Schizo-affective disorder just isn't compelling enough. The multitude of
diagnoses and the pace at which they changed was a challenge in more ways
than naming this book (this is, after all, what the book is about), but we
settled on Borderland: A Life On The Edge originally because of the
borderline personality disorder, but then because, even should that
diagnosis change and metamorphose into something else (usually something
elses, these things coming in clusters), it still describes our lives during
the most troubled days.
At its worst, Stew's illness was a constantly changing sea of emotions, and
it was a situation that precluded him from having much interaction with
other people, other than me. Not only was Stew isolated from the niceties of
social interaction that would have helped him feel not so alone as he
battled his demons, but so was I, as his caretaker, as the person with the
skill (more an instinct than anything else) that could deal with him best. I
saw how other people took minor things for granted, such as how their day
would go (no psychotic incidents expected, no surprises, the utilities would
always stay on, demons would be expectedly absent, there would be no need to
try to put the shattered pieces of a person back together after a day at the
office), and I envied them while scoffing at their concern over what I
considered minor details. If only, I thought to myself, I had THAT to worry
about instead. I pictured it as a space separate from everyone we came into
contact with, on the edge of a cliff. We lived in a shady borderland, with a
precipice behind us that we could have easily fallen over at any time.

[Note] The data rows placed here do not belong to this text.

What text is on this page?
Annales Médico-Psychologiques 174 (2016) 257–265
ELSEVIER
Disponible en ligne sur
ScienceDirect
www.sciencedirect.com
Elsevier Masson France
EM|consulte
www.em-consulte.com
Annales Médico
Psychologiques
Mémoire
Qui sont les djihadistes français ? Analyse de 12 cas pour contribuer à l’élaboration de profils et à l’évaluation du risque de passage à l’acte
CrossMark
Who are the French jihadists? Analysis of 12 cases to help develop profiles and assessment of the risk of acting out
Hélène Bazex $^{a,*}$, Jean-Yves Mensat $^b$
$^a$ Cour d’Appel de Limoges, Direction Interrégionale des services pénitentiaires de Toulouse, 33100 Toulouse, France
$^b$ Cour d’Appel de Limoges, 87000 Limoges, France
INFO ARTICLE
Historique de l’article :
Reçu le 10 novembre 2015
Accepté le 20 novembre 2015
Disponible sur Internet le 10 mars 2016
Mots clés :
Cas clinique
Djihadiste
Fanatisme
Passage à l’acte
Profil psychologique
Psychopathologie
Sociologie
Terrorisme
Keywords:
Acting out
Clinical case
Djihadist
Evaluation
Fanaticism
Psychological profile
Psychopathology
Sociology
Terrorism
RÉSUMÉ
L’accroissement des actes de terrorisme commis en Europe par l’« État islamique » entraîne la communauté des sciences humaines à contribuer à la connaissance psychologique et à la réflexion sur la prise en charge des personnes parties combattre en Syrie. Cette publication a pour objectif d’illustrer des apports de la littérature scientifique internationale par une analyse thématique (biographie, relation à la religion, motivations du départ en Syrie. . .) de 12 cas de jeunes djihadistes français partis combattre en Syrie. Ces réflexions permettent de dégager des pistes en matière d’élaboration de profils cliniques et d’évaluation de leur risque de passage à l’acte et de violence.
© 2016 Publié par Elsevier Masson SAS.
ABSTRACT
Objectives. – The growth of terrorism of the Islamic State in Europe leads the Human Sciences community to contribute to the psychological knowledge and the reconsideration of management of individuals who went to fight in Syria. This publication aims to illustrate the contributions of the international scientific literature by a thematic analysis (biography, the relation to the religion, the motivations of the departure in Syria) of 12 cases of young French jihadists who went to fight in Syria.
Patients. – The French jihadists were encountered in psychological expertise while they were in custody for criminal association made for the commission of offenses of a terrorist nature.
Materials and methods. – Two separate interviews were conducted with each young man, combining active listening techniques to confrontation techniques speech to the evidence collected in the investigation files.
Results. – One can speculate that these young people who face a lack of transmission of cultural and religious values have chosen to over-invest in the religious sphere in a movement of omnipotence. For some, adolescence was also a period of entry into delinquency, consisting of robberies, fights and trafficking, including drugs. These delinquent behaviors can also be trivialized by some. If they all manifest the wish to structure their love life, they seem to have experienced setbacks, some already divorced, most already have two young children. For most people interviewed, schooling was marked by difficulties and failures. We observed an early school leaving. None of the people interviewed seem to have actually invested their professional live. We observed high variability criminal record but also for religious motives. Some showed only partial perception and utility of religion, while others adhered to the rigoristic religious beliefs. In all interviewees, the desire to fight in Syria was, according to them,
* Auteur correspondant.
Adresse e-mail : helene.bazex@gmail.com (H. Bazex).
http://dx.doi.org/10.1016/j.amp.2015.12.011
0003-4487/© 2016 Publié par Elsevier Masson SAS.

We may have even fallen over the precipice now and again, as we lost our
footing, but we never fell so far to the bottom that we couldn't climb back
up.
Stew is now farther from that precipice than he has been in years, and so
close to the line that separates us from them, that I have no doubt he will
traverse it. Sometimes he does, quick forays into the land of the supposedly
mentally well (though I find that to be a rather ambiguous term, as
indicated by the "supposedly"), with longer and longer stays there. Less
emotional upheaval, and even though, now and then, he may experience some of
the old feelings that remind him how close he was to the precipice, he is
easily reminded that uncertainty, doubt, loneliness, are all part of the
human condition, and he is able to let the disturbing moments pass with far
less discomfort than in the past.
As for me, I'm mostly on the other side of that indefinable border, though
still in recovery. It is a different world out here than the one I lived in
for several years. It's like learning to walk all over again.